So, did anyone think to click the link in the title of yesterday's post? If you did, and you watched after school programming on channel 56 in Boston (or pretty much any other UHF station that ran the Banana Splits and Brady Bunch reruns in the afternoon) growing up, you might get a kick out of that link. Do the words "Come back here!" ring a bell? If not, click it anyway, and see what the rest of us experienced. I was feeling goofy, so I just kind of threw it in as an Easter Egg.
Anyway, not much to update, but I still feel like writing for some reason. And who really needs a reason to write, anyway? There's a book called The Artist's Way, by Julia Cameron, that I used to try and follow.

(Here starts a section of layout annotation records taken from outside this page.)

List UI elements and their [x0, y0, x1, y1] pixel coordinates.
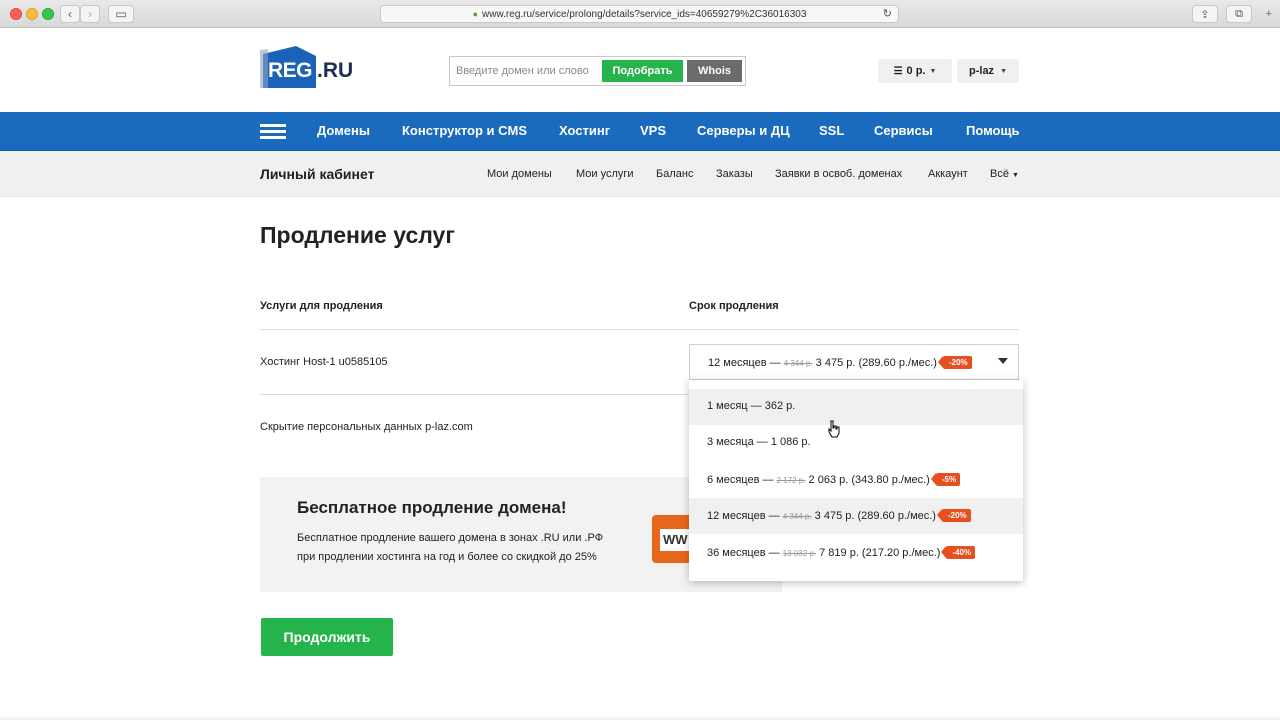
nav-ssl[interactable]: SSL	[819, 123, 844, 138]
subnav-all[interactable]: Всё ▼	[990, 168, 1019, 180]
sidebar-icon[interactable]: ▭	[108, 5, 134, 23]
option-old-price: 4 344 р.	[782, 512, 812, 521]
balance-dropdown[interactable]: ☰ 0 р. ▼	[878, 59, 952, 83]
term-option-36-months[interactable]: 36 месяцев — 13 032 р. 7 819 р. (217.20 …	[689, 535, 1023, 571]
new-tab-icon[interactable]: +	[1266, 8, 1272, 20]
chevron-down-icon[interactable]	[998, 358, 1008, 364]
service-privacy: Скрытие персональных данных p-laz.com	[260, 421, 473, 433]
divider	[260, 329, 1019, 330]
chevron-down-icon: ▼	[929, 67, 937, 75]
address-bar[interactable]: ● www.reg.ru/service/prolong/details?ser…	[380, 5, 899, 23]
minimize-window-icon[interactable]	[26, 8, 38, 20]
term-option-3-months[interactable]: 3 месяца — 1 086 р.	[689, 425, 1023, 461]
term-column-header: Срок продления	[689, 300, 779, 312]
option-label: 3 месяца — 1 086 р.	[707, 436, 811, 448]
reload-icon[interactable]: ↻	[883, 7, 892, 20]
subnav-balance[interactable]: Баланс	[656, 168, 693, 180]
term-select[interactable]: 12 месяцев — 4 344 р. 3 475 р. (289.60 р…	[689, 344, 1019, 380]
user-name: p-laz	[969, 65, 995, 77]
balance-value: 0 р.	[906, 65, 926, 77]
option-label: 6 месяцев —	[707, 474, 777, 486]
option-price: 3 475 р. (289.60 р./мес.)	[811, 510, 936, 522]
discount-badge: -20%	[938, 356, 972, 369]
tabs-icon[interactable]: ⧉	[1226, 5, 1252, 23]
nav-hosting[interactable]: Хостинг	[559, 123, 610, 138]
option-label: 1 месяц — 362 р.	[707, 400, 796, 412]
logo-ru-text: .RU	[317, 59, 354, 82]
url-text: www.reg.ru/service/prolong/details?servi…	[482, 8, 807, 20]
promo-line-1: Бесплатное продление вашего домена в зон…	[297, 532, 604, 544]
subnav-all-label: Всё	[990, 168, 1009, 180]
site-header: REG .RU Подобрать Whois ☰ 0 р. ▼ p-laz ▼	[0, 28, 1280, 112]
term-select-value: 12 месяцев — 4 344 р. 3 475 р. (289.60 р…	[708, 356, 972, 369]
back-icon[interactable]: ‹	[60, 5, 80, 23]
pick-button[interactable]: Подобрать	[602, 60, 683, 82]
chevron-down-icon: ▼	[1012, 172, 1019, 179]
discount-badge: -5%	[930, 473, 961, 486]
lock-icon: ●	[472, 9, 479, 19]
term-option-1-month[interactable]: 1 месяц — 362 р.	[689, 389, 1023, 425]
page-bottom-edge	[0, 716, 1280, 720]
browser-toolbar: ‹ › ▭ ● www.reg.ru/service/prolong/detai…	[0, 0, 1280, 28]
term-option-12-months[interactable]: 12 месяцев — 4 344 р. 3 475 р. (289.60 р…	[689, 498, 1023, 534]
nav-help[interactable]: Помощь	[966, 123, 1019, 138]
selected-price: 3 475 р. (289.60 р./мес.)	[812, 357, 937, 369]
nav-vps[interactable]: VPS	[640, 123, 666, 138]
nav-builder-cms[interactable]: Конструктор и CMS	[402, 123, 527, 138]
share-icon[interactable]: ⇪	[1192, 5, 1218, 23]
subnav-requests[interactable]: Заявки в освоб. доменах	[775, 168, 902, 180]
domain-search: Подобрать Whois	[449, 56, 746, 86]
domain-search-input[interactable]	[456, 61, 596, 81]
forward-icon[interactable]: ›	[80, 5, 100, 23]
main-nav: Домены Конструктор и CMS Хостинг VPS Сер…	[0, 112, 1280, 151]
selected-old-price: 4 344 р.	[783, 359, 813, 368]
promo-title: Бесплатное продление домена!	[297, 498, 567, 517]
discount-badge: -20%	[937, 509, 971, 522]
option-label: 12 месяцев —	[707, 510, 783, 522]
user-dropdown[interactable]: p-laz ▼	[957, 59, 1019, 83]
subnav-my-domains[interactable]: Мои домены	[487, 168, 552, 180]
whois-button[interactable]: Whois	[687, 60, 742, 82]
option-price: 2 063 р. (343.80 р./мес.)	[805, 474, 930, 486]
service-hosting: Хостинг Host-1 u0585105	[260, 356, 388, 368]
subnav-account[interactable]: Аккаунт	[928, 168, 968, 180]
account-title[interactable]: Личный кабинет	[260, 166, 374, 182]
close-window-icon[interactable]	[10, 8, 22, 20]
zoom-window-icon[interactable]	[42, 8, 54, 20]
term-option-6-months[interactable]: 6 месяцев — 2 172 р. 2 063 р. (343.80 р.…	[689, 462, 1023, 498]
chevron-down-icon: ▼	[1000, 67, 1007, 75]
account-nav: Личный кабинет Мои домены Мои услуги Бал…	[0, 151, 1280, 197]
subnav-orders[interactable]: Заказы	[716, 168, 753, 180]
promo-line-2: при продлении хостинга на год и более со…	[297, 551, 597, 563]
promo-description: Бесплатное продление вашего домена в зон…	[297, 529, 637, 567]
coins-icon: ☰	[893, 65, 903, 77]
services-column-header: Услуги для продления	[260, 300, 383, 312]
menu-icon[interactable]	[260, 124, 286, 140]
option-old-price: 13 032 р.	[782, 549, 817, 558]
logo[interactable]: REG .RU	[260, 44, 360, 92]
continue-button[interactable]: Продолжить	[261, 618, 393, 656]
selected-label: 12 месяцев —	[708, 357, 784, 369]
nav-domains[interactable]: Домены	[317, 123, 370, 138]
option-old-price: 2 172 р.	[776, 476, 806, 485]
discount-badge: -40%	[941, 546, 976, 559]
option-price: 7 819 р. (217.20 р./мес.)	[816, 547, 941, 559]
term-dropdown: 1 месяц — 362 р. 3 месяца — 1 086 р. 6 м…	[689, 380, 1023, 581]
hand-cursor-icon	[828, 420, 840, 438]
option-label: 36 месяцев —	[707, 547, 783, 559]
nav-servers[interactable]: Серверы и ДЦ	[697, 123, 790, 138]
nav-services[interactable]: Сервисы	[874, 123, 933, 138]
page-title: Продление услуг	[260, 222, 455, 248]
logo-reg-text: REG	[268, 59, 313, 82]
subnav-my-services[interactable]: Мои услуги	[576, 168, 634, 180]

I may go back to it at some point, because I liked a lot of the ideas and exercises in it. One of my favorites was the Morning Pages. Every morning, right when you wake up, your write out three pages in a standard size notebook. And that's three pages, both sides. And it doesn't matter what it's about. It could be total gibberish, it could be three pages worth of "I don't know what to write," but you have to fill all three pages. And then you put them away and don't look at them for, say, six months or so. And only you get to see them, they're not for anyone else. It's an exercise in just emptying your brain and unclogging it, for lack of a better phrase. It's supposed to be stream of consciousness. You might come up with something brilliant in there, but that's not really the point. The point is to get your mind working, right at the beginning of your day.
I did those for a long time, and it definitely works. Just the routine of doing it every day gets your mind working creatively. It didn't take the place of any personal journaling I was doing, although some elements of that would no doubt appear in the Morning Pages. I found myself writing more in general, which really helped me build my standup act. And it also reinforced an idea that I'd seen in other books on writing, which is that you can't do the editing in your mind. When you first come up with the idea, you should write down everything you associate with it, no matter how silly or useless it seems to you at the time. Or, to quote Jon Vorhaus in the Comic Toolbox, "Kill your ferocious editor."
You can't let the words get all trapped in your brain, you have to get them out on the page first. Then you can start editing and paring down to what you're really trying to say, and how all of those ideas fit together (or don't, as the case may be). That's the biggest hazard for me in any creative process I try. I let my doubts about what I'm doing act as a gatekeeper in my mind and stall any efforts to get anything out and on the page, or sketch pad, or whatever other medium I'm using. That I now recognize it seems to me to be a good sign, because that means I can elbow that gatekeeper out of the way and just plow forward. It doesn't always work, but it works more than it used to, and that's a good first step.
Have I mentioned lately that I'm enjoying the hell out of this new mandolin? I'm telling you, I think I got my three favorite birthday presents ever this year. Between the mando, the MacBook, and the TARDIS mug, I really can't help but smile when I think about how great the day was. Not just because of the presents, mind you (Although they were definitely awesome. Just saying.). The fact that family and friends were there to celebrate with me, and I got to play music, and have an actual birthday party for the first time in years, made this year's occasion a real bright spot in a very challenging year.
Please exit single-file, in an orderly fashion. Thank you.